During her time at Williams College, she published numerous papers regarding eyewitness testimony and identification. These papers each had unique takes on eyewitness testimony and identification including: stereotyping, memory performance, wrongfully convicted exonerations through the use of DNA, police interrogations, lineups, and mobilization and resistance to name a few. Also during this time, she conducted a 50 year anniversary psychological analysis on Miranda rights which has been cited a number of time.

Throughout her short career at Arizona State University, Laura has been busy publishing a wide range of papers with a primary focus specifically regarding wrongful convictions in relation to eyewitness identification. Her early work at Arizona State University offers various takes on disclosing feedback to eyewitness identification, confidence and reliability, and line ups. In 2023, she published three different papers discussing the effects race and social stereotypes in a legal setting, as well as how race influences wrongful convictions. In 2024, Smalarz has published a paper evaluating the confidence of eyewitness testifiers in their identifications of a suspect who experienced sub-optimal witnessing conditions. She is currently in the process of researching the phenomena of assuming a suspect is guilty when they choose to remain silent.

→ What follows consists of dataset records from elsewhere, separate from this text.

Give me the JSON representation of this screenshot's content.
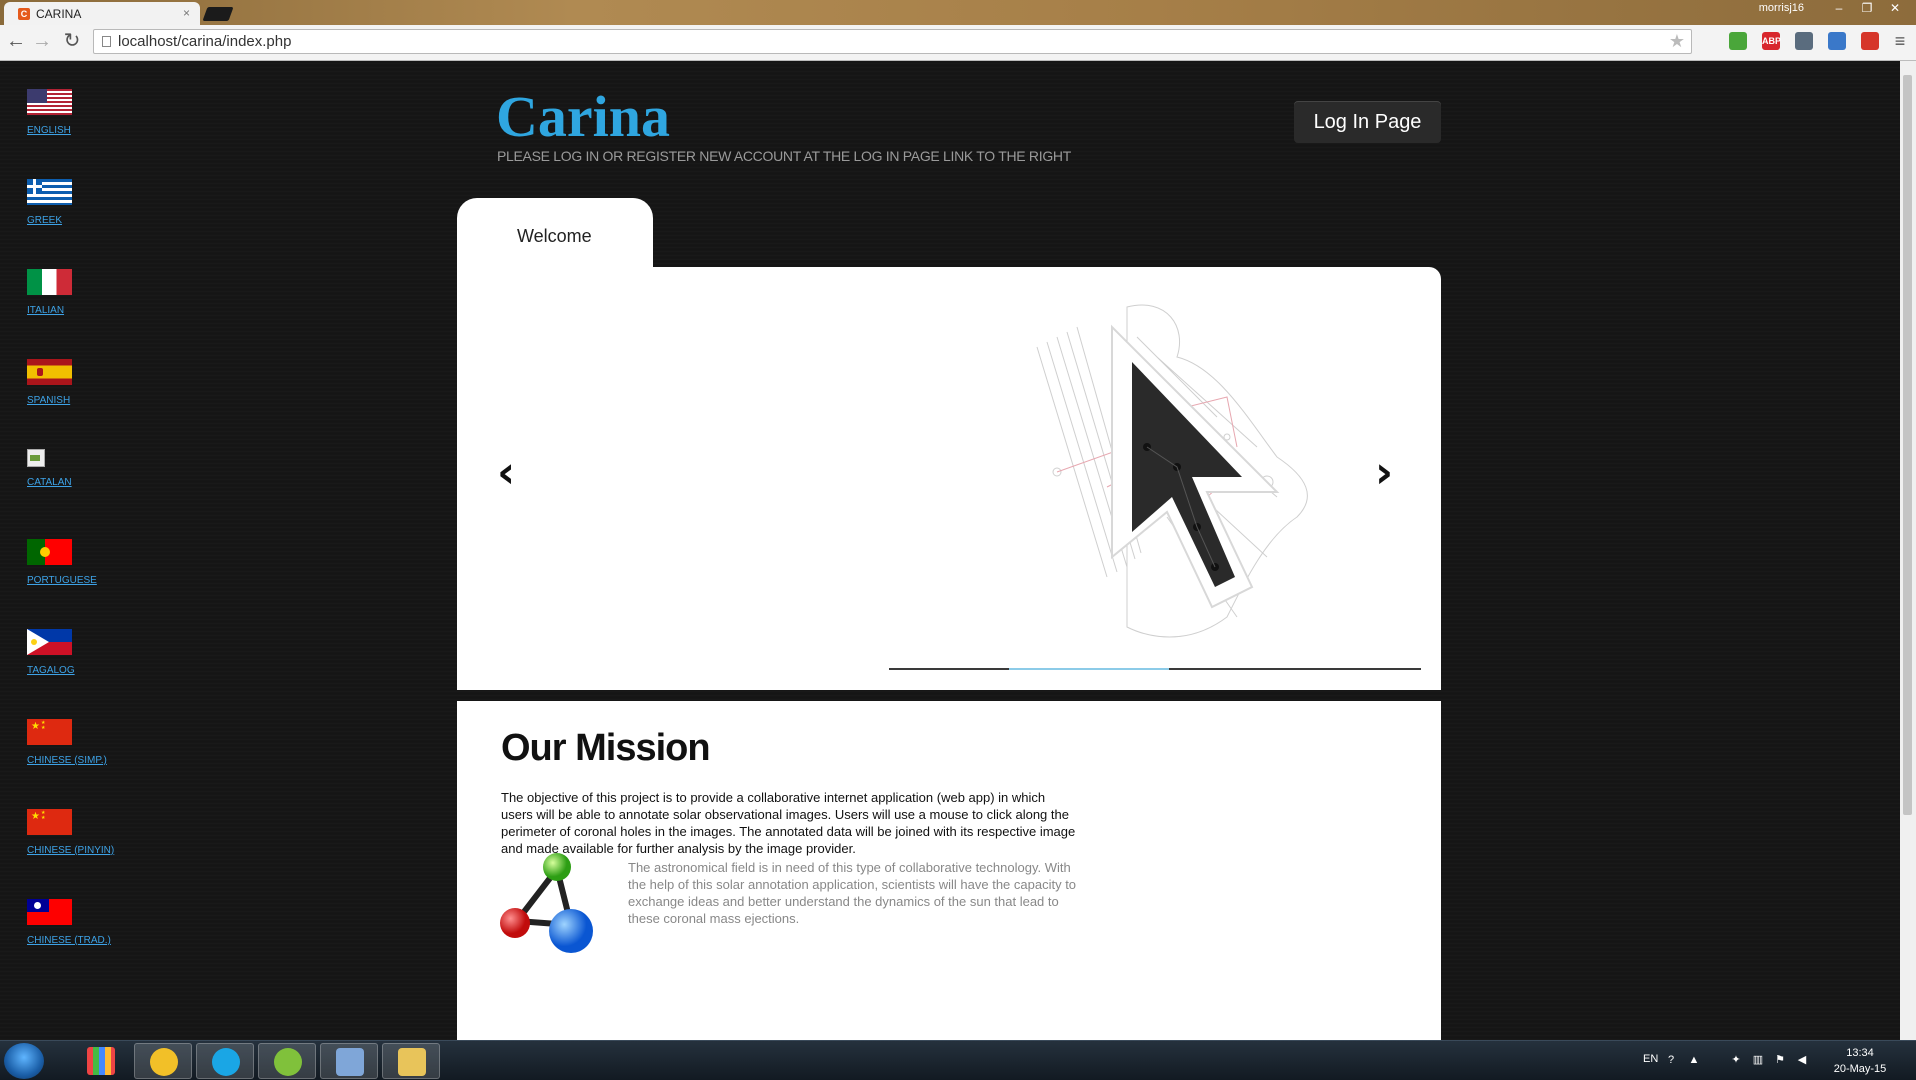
{
  "browser": {
    "tab_title": "CARINA",
    "tab_close": "×",
    "user": "morrisj16",
    "url": "localhost/carina/index.php",
    "back_glyph": "←",
    "forward_glyph": "→",
    "reload_glyph": "↻",
    "star_glyph": "★",
    "menu_glyph": "≡",
    "extensions": [
      {
        "name": "evernote-icon",
        "color": "#4aa63a",
        "text": ""
      },
      {
        "name": "adblock-icon",
        "color": "#d8262d",
        "text": "ABP"
      },
      {
        "name": "equalizer-icon",
        "color": "#5a6c7e",
        "text": ""
      },
      {
        "name": "translate-icon",
        "color": "#3a78c9",
        "text": ""
      },
      {
        "name": "dictionary-icon",
        "color": "#d6362a",
        "text": ""
      }
    ]
  },
  "sidebar": {
    "languages": [
      {
        "label": "ENGLISH",
        "flag": "us-flag-icon"
      },
      {
        "label": "GREEK",
        "flag": "greece-flag-icon"
      },
      {
        "label": "ITALIAN",
        "flag": "italy-flag-icon"
      },
      {
        "label": "SPANISH",
        "flag": "spain-flag-icon"
      },
      {
        "label": "CATALAN",
        "flag": "broken-image-icon"
      },
      {
        "label": "PORTUGUESE",
        "flag": "portugal-flag-icon"
      },
      {
        "label": "TAGALOG",
        "flag": "philippines-flag-icon"
      },
      {
        "label": "CHINESE (SIMP.)",
        "flag": "china-flag-icon"
      },
      {
        "label": "CHINESE (PINYIN)",
        "flag": "china-flag-icon"
      },
      {
        "label": "CHINESE (TRAD.)",
        "flag": "taiwan-flag-icon"
      }
    ]
  },
  "header": {
    "logo": "Carina",
    "tagline": "PLEASE LOG IN OR REGISTER NEW ACCOUNT AT THE LOG IN PAGE LINK TO THE RIGHT",
    "login_button": "Log In Page"
  },
  "welcome": {
    "tab_label": "Welcome",
    "prev_arrow": "‹",
    "next_arrow": "›",
    "slide_progress": 0.3
  },
  "mission": {
    "title": "Our Mission",
    "paragraph1": "The objective of this project is to provide a collaborative internet application (web app) in which users will be able to annotate solar observational images. Users will use a mouse to click along the perimeter of coronal holes in the images. The annotated data will be joined with its respective image and made available for further analysis by the image provider.",
    "paragraph2": "The astronomical field is in need of this type of collaborative technology. With the help of this solar annotation application, scientists will have the capacity to exchange ideas and better understand the dynamics of the sun that lead to these coronal mass ejections."
  },
  "taskbar": {
    "apps": [
      {
        "name": "apps-launcher-icon",
        "color": "#e9e9e9"
      },
      {
        "name": "chrome-icon",
        "color": "#f2c028"
      },
      {
        "name": "skype-icon",
        "color": "#1aa6e5"
      },
      {
        "name": "spotify-icon",
        "color": "#80c13b"
      },
      {
        "name": "virtualbox-icon",
        "color": "#7fa6d8"
      },
      {
        "name": "file-explorer-icon",
        "color": "#e8c45a"
      }
    ],
    "lang": "EN",
    "time": "13:34",
    "date": "20-May-15"
  }
}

== Community outreach and advocacy ==
Laura Smalarz dedicates a lot of her time doing work for the National Innocence Project, including making multiple appearances in media speaking on and defending the wrongfully convicted. In these appearances, she specifically focuses and speaks on wrongfully convicted Lydell Grant. In this specific case, Smalarz worked to determine issues in a lineup that wrongfully identified Grant to a lifetime in prison. In her article, she discusses how many lineups are conducted with previous bias and a suspect already in mind. She states, "The police did not use scientific best practices for collecting the eyewitness identification evidence" and continues on to explain the bias choices that led to Grant's conviction.

Smalarz has also made an appearance on the One Minute Remaining Podcast, where she spoke about the implications eyewitness testimony has on wrongful convictions. In another interview, she emphasizes the import of research and how impactful it can be for not only the students and researchers, but specifically in her case, the wrongfully incarcerated. Smalarz says, "Having research experience can be make-or-break for students who are applying to graduate school. Experience cannot be overstated".